A balada do café triste

Reeditado entre o apagar das luzes de 2009 e o início de 2010, o volume de contos “A balada do café triste e outras histórias” (ed. José Olympio, 192 págs., R$ 39,00), da escritora norte-americana Carson McCullers, parece não ter recebido a devida atenção dos literatos tupiniquins. Eu, pelo menos, não ouvi/li muita gente falando sobre ele.

O que é uma injustiça, devido à qualidade da obra. Traduzido pelo também escritor Caio Fernando Abreu, “A balada do café triste” reúne sete excelentes contos, sendo o melhor deles o que dá título ao livro. Nele, McCullers se vale de personagens inusitados e soturnos para fazer reflexões sobre o amor (“Antes de mais nada, o amor é uma experiência conjunta entre duas pessoas, mas o fato de ser uma experiência conjunta não significa que seja uma experiência semelhante para as duas pessoas envolvidas”) e sobre a vida (… a vida humana não tem preço: ela foi dada de graça, e é levada sem pagamento. Qual é, então, o seu valor?”).

A história se passa numa pequena cidade norte-americana e tem como personagens centrais a senhorita Amélia, mais conhecida por ter dado fim a seu casamento dez dias depois da cerimônia, sem explicação alguma; um forasteiro que diz ser parente da srta. Amélia; e o marido abandonado, que passa um bom tempo longe da cidadezinha e retorna anos depois, trazendo com ele tensão e transformações para as vidas de todos.

“Wunderkind”, palavra alemã que significa “criança prodígio” e dá título a outro conto do livro, é basicamente a história de uma garota que se sente pressionada pelo seu professor de piano, que deposita nela grandes expectativas. Todos ao seu redor, na verdade, esperam muito de Bienchen, que tem apenas 15 anos de idade. Ela se esforça para corresponder a essas expectativas, mas algo começou a incomodá-la alguns meses antes do momento em que se passa a narrativa.
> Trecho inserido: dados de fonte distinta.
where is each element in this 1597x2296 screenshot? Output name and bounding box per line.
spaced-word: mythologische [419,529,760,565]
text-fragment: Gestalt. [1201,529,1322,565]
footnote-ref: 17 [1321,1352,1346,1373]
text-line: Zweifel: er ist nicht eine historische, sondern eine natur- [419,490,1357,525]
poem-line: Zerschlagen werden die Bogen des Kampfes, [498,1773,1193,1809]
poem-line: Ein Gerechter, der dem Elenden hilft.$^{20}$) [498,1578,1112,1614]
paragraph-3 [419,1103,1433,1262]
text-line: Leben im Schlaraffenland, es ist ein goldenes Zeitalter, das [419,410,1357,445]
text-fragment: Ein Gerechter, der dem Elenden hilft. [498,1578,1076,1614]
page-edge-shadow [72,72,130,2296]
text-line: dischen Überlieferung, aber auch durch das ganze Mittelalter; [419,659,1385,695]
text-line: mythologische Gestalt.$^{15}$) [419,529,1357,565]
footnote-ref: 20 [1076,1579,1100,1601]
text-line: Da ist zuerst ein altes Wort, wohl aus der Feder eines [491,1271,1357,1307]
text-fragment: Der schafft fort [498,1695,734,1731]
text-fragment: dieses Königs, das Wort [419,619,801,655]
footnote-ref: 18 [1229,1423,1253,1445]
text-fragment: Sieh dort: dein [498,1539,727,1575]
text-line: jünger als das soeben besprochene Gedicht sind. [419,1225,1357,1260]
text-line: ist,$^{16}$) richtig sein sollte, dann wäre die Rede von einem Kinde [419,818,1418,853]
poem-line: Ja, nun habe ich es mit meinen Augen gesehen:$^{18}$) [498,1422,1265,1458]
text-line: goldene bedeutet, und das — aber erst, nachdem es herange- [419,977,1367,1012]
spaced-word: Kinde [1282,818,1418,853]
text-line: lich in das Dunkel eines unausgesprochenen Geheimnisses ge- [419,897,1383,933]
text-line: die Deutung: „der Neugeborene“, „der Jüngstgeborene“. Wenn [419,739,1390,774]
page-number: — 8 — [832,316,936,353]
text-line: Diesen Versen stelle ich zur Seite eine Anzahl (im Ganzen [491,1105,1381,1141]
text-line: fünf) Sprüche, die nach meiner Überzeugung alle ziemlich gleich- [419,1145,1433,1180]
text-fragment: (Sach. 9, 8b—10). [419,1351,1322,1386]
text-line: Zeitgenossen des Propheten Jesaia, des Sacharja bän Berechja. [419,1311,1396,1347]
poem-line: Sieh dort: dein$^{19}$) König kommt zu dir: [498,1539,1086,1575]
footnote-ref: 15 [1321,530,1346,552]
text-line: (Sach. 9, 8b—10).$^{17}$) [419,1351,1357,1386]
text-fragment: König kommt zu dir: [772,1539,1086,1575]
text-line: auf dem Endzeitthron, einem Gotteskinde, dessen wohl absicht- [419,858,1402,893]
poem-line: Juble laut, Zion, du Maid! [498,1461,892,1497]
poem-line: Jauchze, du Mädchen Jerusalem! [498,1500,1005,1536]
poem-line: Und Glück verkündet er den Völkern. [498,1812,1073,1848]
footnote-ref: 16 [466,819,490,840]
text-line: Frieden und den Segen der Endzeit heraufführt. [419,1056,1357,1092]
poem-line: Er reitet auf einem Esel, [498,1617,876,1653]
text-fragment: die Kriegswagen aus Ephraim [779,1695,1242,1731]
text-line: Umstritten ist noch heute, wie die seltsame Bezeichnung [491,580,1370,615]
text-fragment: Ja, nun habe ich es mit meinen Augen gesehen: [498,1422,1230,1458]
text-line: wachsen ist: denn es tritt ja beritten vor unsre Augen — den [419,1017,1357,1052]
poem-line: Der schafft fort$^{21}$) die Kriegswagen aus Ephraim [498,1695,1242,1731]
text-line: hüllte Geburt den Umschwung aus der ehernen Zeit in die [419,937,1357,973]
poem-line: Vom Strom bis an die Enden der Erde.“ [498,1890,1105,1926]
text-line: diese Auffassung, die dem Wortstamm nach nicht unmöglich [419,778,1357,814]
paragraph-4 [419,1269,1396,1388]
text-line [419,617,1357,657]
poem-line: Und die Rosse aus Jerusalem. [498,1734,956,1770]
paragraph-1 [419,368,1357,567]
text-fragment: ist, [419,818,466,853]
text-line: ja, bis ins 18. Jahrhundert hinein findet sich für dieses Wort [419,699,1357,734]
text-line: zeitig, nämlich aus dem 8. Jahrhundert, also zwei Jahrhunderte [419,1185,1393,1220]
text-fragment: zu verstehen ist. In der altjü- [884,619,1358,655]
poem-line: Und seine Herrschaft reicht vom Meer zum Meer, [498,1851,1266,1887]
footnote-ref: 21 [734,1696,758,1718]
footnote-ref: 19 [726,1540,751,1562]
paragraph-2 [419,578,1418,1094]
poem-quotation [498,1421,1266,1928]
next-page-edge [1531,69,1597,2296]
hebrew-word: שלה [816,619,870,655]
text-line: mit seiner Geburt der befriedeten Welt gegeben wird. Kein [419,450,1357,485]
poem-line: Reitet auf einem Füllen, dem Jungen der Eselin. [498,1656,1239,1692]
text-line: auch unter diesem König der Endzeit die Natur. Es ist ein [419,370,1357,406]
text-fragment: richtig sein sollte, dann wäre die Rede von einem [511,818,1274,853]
Mas se é difícil lidar com determinados tipos de pressão mesmo depois de adultos, imaginem isso acontecer quando se é criança. Não é nada fácil, e essas esperanças depositadas por terceiros podem ser maléficas. Se não para o resto da vida, ao menos durante aquele período de transição entre a adolescência e a maturidade. “Wunderkind”, apesar de breve, é um grande conto, que deveria ser lido por todos os pais e mães que colocam em seus filhos responsabilidades muito além do que eles podem suportar.

Em “Um dilema doméstico” o personagem Martin Meadows precisa cuidar dos seus dois filhos e lidar com uma esposa alcoólatra. Carson McCullers passa longe dos clichês que poderiam dominar uma história com esse enredo, e, com uma delicadeza impressionante, realiza um conto esplêndido.

Já “Uma árvore, uma rocha, uma nuvem” poderia ser a descrição de um sonho. Um garoto de 12 anos entra num bar para tomar um café. De repente, quando o menino já estava saindo, um dos homens no bar o chama e diz “eu amo você”. Mas não há nada de sensual no conto. Nem uma mísera insinuação de homossexualismo ou pedofilia. Essa é uma daquelas histórias que o escritor não consegue explicar de onde veio. Ela deve ter simplesmente “vindo” para a autora, que a contou de uma maneira nada menos que genial.

Todos os contos de “A balada do café triste” primam pela qualidade, mas citados aqui são de longe os melhores, e chegam muito perto de serem pequenas obras-primas. Além de ter um belo título, “A balada do café triste e outras histórias” reúne contos maravilhosos, quase perfeitos. Um tanto tristes e melancólicos, é verdade, mas lindos e singelos.